C’était bon avec le père Firmin, qui me traitait en favori, chez lequel j’étais entré derrière Matoussaint. Mais M. Fidèle, le placeur de la rue Suger, M. Fidèle ne m’a jamais vu encore, et M. Fidèle a une tête peu engageante, une tête jaune, verte, avec des lunettes bleues et des moustaches noires collées sur la peau comme une fausse barbe de théâtre ; des cheveux longs et plats, des dents gâtées.

Je n’ai pas peur des gens qui ont la mine féroce ; mais je tremble devant tous ceux qui ont des faces béates. Je préférerais être en Décembre, devant le canon de Canrobert !

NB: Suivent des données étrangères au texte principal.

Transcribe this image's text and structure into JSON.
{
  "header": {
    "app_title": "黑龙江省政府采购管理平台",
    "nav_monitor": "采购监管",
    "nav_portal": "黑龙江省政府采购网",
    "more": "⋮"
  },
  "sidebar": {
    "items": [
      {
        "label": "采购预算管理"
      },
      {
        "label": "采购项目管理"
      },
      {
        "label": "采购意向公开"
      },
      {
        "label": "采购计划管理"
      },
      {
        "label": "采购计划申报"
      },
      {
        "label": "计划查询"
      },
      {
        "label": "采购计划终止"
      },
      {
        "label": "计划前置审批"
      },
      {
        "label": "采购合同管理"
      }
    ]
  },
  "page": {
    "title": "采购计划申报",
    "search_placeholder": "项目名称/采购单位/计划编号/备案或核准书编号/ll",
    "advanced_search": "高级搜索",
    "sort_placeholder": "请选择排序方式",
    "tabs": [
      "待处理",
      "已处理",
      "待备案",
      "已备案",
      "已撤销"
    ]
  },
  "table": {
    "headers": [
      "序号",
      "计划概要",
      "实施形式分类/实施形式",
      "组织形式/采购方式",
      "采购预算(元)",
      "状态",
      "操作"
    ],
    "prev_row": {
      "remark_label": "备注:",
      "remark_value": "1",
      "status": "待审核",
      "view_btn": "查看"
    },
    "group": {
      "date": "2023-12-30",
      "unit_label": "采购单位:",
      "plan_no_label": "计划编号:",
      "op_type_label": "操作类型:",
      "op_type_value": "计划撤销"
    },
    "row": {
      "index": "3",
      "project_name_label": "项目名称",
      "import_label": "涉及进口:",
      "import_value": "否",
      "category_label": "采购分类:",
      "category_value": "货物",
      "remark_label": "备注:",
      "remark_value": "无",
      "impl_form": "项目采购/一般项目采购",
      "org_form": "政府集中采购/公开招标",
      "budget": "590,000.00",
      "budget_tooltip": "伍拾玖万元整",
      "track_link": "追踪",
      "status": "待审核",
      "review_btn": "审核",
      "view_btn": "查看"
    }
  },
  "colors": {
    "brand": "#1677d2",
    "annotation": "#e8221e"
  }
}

Mon tour est arrivé, M. Fidèle m’interroge :

« Que voulez-vous ? Avez-vous déjà enseigné ? Quels sont vos états de service ? Avez-vous des certificats ? »

Il me demande cela d’une voix dégoûtée et irritée ; il paraît écœuré de vivre sur le dos des pauvres ; il trouve trop bêtes aussi ceux qui pensent à gagner le pain moisi qu’il procure !

Mes certificats ? Je n’en ai pas ! Je n’ose pas dire que j’ai été chez Entêtard ! Je ne sais que répondre ; je montre mon diplôme de bachelier. J’invoque la profession de mon père. Je suis né dans l’université.


« Ah ! votre père est professeur ! Vous auriez dû rester dans son collège, y entrer comme maître d’études, au lieu de pourrir dans l’enseignement libre. »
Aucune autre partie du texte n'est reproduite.